Я застегивала затасканный медицинский халат пятидесятого размера, пытаясь заколоть его булавкой, чтобы не выглядеть так убого. Попутно слушала наставления сестры помогающей волонтерам, которые с перепуганными глазами и сумасшедшей серьезностью, начинают новый в соей жизни этап:
- Главное, постарайся не разреветься. Вообще поспокойней. Некоторые без ног, некоторые ползают, кто-то совсем парализован, даже говорит с трудом - так ты попроще с ними, как будто так и надо.

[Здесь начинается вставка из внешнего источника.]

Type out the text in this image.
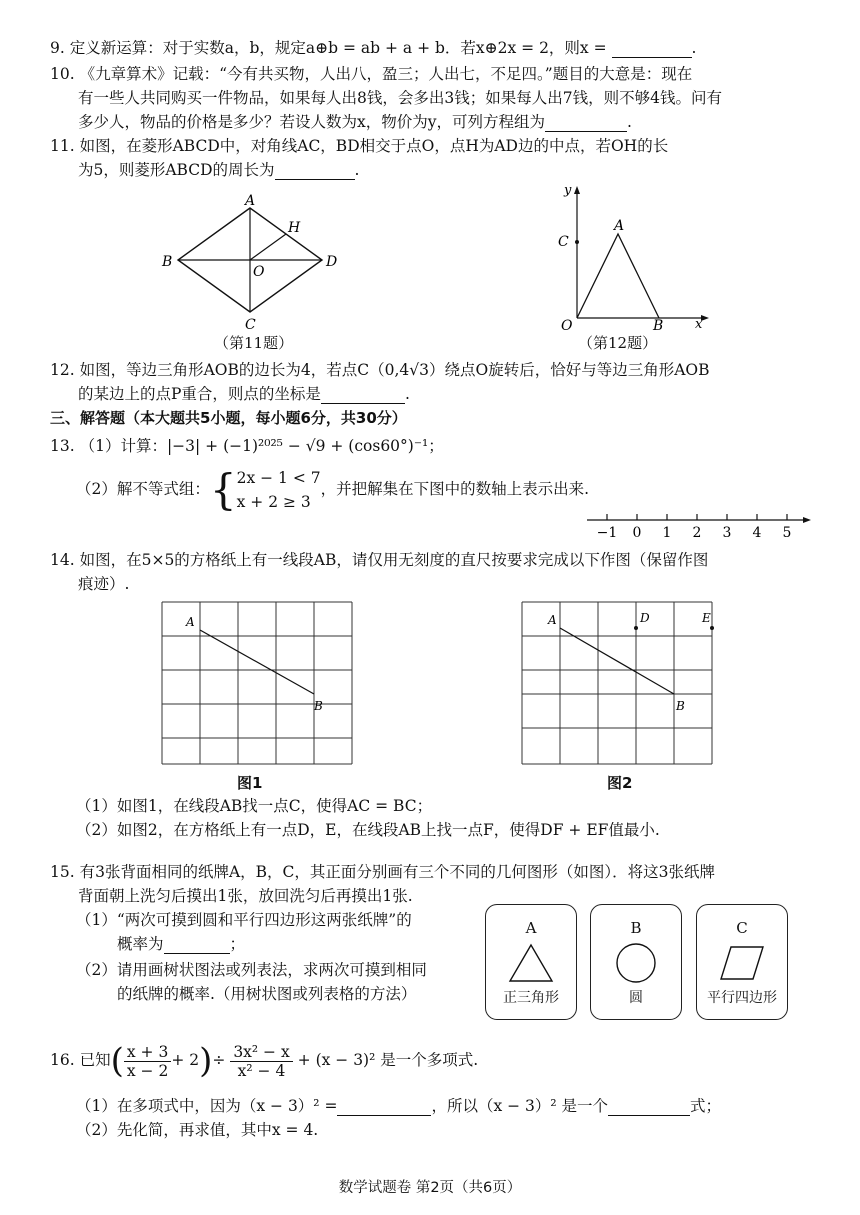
9. 定义新运算：对于实数a，b，规定a⊕b = ab + a + b．若x⊕2x = 2，则x =	.
10. 《九章算术》记载：“今有共买物，人出八，盈三；人出七，不足四。”题目的大意是：现在
有一些人共同购买一件物品，如果每人出8钱，会多出3钱；如果每人出7钱，则不够4钱。问有
多少人，物品的价格是多少？若设人数为x，物价为y，可列方程组为	.
11. 如图，在菱形ABCD中，对角线AC，BD相交于点O，点H为AD边的中点，若OH的长
为5，则菱形ABCD的周长为	.
A
B
C
D
H
O
（第11题）
y
x
A
B
C
O
（第12题）
12. 如图，等边三角形AOB的边长为4，若点C（0,4√3）绕点O旋转后，恰好与等边三角形AOB
的某边上的点P重合，则点的坐标是	.
三、解答题（本大题共5小题，每小题6分，共30分）
13. （1）计算：|−3| + (−1)²⁰²⁵ − √9 + (cos60°)⁻¹；
（2）解不等式组：{ 2x − 1 < 7
x + 2 ≥ 3
，并把解集在下图中的数轴上表示出来.
−1 0 1 2 3 4 5
14. 如图，在5×5的方格纸上有一线段AB，请仅用无刻度的直尺按要求完成以下作图（保留作图
痕迹）.
A
B
图1
A
B
D	E
图2
（1）如图1，在线段AB找一点C，使得AC = BC；
（2）如图2，在方格纸上有一点D，E，在线段AB上找一点F，使得DF + EF值最小.
15. 有3张背面相同的纸牌A，B，C，其正面分别画有三个不同的几何图形（如图）．将这3张纸牌
背面朝上洗匀后摸出1张，放回洗匀后再摸出1张.
（1）“两次可摸到圆和平行四边形这两张纸牌”的
概率为	；
（2）请用画树状图法或列表法，求两次可摸到相同
的纸牌的概率.（用树状图或列表格的方法）
A
正三角形
B
圆
C
平行四边形
16. 已知( $\frac{x + 3}{x - 2} + 2)\div \frac{\text{3x² − x}}{\text{x² − 4}} + (x - 3)^2$ 是一个多项式.
（1）在多项式中，因为（x − 3）² =	，所以（x − 3）² 是一个	式；
（2）先化简，再求值，其中x = 4.
数学试题卷 第2页（共6页）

Главное не разреветься. Не разреветься и не показать того, что чувствуешь, когда видишь горе такого рода и понимаешь масштаб трагедии, а главное то, что ничего ты не можешь сделать, как ни старайся. Есть моменты, когда нельзя плакать: когда неумело кормишь абсолютно парализованного мужчину каким-то клейким супом, когда толкаешь через обледенелый сугроб очередную инвалидную коляску, когда вслух читаешь девяностолетней бабушке измятое, зачитанное до дыр, письмо от сына, подписанное 2004 годом, а она, вся в слезах, повторяет уже заученные наизусть строчки. Когда видишь то, о чем и не подозревала раньше, когда слезы настолько близко, что ты словно проваливаешься в непонятное пространство, полное тумана, перед глазами встает пелена и начинаешь задыхаться - но плакать нельзя. Не имеешь на это права. Но как?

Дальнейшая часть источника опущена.